Sforzo and Menconi started what was originally called the Snowboard Outreach Society at Vail Mountain in 1993 with a small number of kids and some big ideas. Over the next two and a half decades, the ideas got bigger and so did the numbers — more than 70,000 participants so far.

Since it launched in 1993, SOS Outreach has touched the lives of more than 70,000 youth. Of those, 70% identify as ethnic minorities.
SOS Outreach

The idea is to build social values and develop leadership skills in underserved and high-risk youth. Almost 70% of program participants, in grades 4-12, identify as an ethnic minority.

Erlich said SOS views mountain resorts as inclusive places where kids can discover their potential.

“We’re working to break down those micro barriers that exist among our families coming from a variety of neighborhoods and backgrounds,” Ehrilch said.

Moving to mountains

Part of the organization’s exponential growth follows expanding its embrace from mountain resorts to urban areas such as the George Crockett Academy, an inner-city charter school in Detroit, Michigan.

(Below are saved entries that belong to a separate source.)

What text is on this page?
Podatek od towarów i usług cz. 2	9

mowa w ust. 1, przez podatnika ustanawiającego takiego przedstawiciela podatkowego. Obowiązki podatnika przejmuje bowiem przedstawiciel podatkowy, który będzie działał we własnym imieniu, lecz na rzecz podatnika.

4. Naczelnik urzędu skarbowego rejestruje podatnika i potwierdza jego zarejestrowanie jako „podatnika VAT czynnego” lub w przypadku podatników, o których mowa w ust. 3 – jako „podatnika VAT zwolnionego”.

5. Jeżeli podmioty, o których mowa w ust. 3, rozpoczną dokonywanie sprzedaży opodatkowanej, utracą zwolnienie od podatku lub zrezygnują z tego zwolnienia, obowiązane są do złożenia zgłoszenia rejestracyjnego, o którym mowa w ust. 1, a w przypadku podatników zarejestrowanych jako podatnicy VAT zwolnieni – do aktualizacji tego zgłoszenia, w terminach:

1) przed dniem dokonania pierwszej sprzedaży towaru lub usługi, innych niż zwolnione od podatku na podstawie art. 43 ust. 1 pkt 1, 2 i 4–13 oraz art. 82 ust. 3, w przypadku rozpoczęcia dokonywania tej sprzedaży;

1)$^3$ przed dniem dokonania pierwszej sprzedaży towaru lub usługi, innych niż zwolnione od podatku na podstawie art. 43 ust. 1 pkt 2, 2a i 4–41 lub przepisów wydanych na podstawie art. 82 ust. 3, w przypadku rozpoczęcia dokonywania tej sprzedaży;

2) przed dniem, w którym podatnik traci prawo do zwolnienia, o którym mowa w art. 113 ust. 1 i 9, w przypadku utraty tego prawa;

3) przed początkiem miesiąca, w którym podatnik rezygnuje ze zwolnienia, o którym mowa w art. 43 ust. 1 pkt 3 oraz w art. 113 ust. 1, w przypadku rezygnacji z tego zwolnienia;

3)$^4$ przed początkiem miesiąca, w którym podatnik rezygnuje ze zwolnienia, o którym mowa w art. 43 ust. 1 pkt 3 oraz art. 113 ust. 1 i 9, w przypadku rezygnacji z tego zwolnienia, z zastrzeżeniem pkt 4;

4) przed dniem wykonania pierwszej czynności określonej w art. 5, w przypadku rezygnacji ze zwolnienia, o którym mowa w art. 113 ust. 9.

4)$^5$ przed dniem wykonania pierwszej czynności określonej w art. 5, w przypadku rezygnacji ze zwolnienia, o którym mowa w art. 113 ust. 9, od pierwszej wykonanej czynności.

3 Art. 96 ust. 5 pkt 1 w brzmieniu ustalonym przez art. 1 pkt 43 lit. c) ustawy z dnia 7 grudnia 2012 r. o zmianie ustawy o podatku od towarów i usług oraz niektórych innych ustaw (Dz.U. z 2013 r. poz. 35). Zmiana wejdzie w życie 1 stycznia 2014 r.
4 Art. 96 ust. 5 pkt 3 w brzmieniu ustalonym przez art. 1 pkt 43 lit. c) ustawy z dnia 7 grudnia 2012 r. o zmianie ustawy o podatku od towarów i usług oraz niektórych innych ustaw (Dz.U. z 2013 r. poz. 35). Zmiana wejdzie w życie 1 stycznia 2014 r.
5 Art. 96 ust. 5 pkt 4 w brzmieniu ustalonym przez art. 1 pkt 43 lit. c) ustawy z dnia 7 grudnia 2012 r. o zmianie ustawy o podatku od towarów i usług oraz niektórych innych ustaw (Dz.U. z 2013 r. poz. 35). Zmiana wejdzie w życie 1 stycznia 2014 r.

SOS Outreach reaches more than 4,000 youth across 22 snow sports areas, as well as inner city schools in Detroit, Chicago and Minneapolis.
SOS Outreach

“The past four years of partnering with SOS have allowed our students in the urban area to have the opportunity to leave their communities to learn how to ski. This is monumental for our students,” said Thomas Goodley, Jr., the school leader for George Crockett Academy.

Around the Vail Valley, SOS participants staff the Loaves and Fishes community dinners at the Eagle River Presbyterian Church, work with Rocky Mountain Horse Rescue, learn to cook healthy meals and recognize signs that a friend is struggling … almost anything that helps them understand that they’re part of something larger.

“The biggest piece is a way to connect the kids to their communities. They see they can make a difference in their own backyard,” Gould said.